ABSTRACT

For Edelman the brain is not a computer hardwired to process external stimuli, but is instead actively engaged in constructing the environment. That is, the mind is not a blank sheet upon which the external environment writes a program from which to actively engage the world, but instead we are born with certain capacities for action which serve to construct

and interpret the world. The philosopher Immanuel Kant (1724–1804) was the first to point out the possible existence of what he termed a priori categories of the mind, categories which exist prior to experience and help order the universe of external stimuli, but Edelman takes the view beyond this and argues that the way mind engages the world is an evolved capacity subject to selection.
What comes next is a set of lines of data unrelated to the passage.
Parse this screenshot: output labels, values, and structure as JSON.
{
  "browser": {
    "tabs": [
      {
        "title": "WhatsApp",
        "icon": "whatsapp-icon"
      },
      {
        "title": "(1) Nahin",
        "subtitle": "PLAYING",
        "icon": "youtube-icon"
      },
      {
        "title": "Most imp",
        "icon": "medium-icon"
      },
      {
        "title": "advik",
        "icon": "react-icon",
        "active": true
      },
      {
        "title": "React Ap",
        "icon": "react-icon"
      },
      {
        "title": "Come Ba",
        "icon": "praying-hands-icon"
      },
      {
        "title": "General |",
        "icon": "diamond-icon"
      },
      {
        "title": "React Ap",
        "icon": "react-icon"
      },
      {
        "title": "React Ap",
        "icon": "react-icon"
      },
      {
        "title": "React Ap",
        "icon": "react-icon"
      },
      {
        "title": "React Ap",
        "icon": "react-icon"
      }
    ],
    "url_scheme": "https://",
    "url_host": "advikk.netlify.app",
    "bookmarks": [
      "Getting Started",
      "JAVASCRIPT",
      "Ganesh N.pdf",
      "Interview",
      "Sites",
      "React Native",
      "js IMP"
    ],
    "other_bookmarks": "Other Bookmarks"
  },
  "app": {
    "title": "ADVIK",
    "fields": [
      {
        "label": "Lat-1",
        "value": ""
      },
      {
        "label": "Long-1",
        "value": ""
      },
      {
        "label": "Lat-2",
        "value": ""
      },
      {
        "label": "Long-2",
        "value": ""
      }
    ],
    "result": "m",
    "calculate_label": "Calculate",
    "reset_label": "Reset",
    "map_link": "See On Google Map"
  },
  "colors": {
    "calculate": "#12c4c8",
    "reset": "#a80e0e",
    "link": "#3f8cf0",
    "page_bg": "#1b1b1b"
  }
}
And in this, the morphology of the brain, the evolved anatomy, is the fundamental basis of behaviour and consciousness. Edelman considered that natural selection was an elementary component of the genesis of mind and individual consciousness:

The fundamental basis for all behaviour and for the emergence of mind is animal and species morphology (anatomy) and how it functions. Natural selection acts on individuals as they compete within and between species. From studying the paleontological record it follows that what we call mind emerged only at a particular time during evolution [thus]. . . . The centre of any connection between psychology and biology rests, of course, with the facts of evolution. It was Darwin who first recognized that natural selection had to account even for the emergence of human consciousness.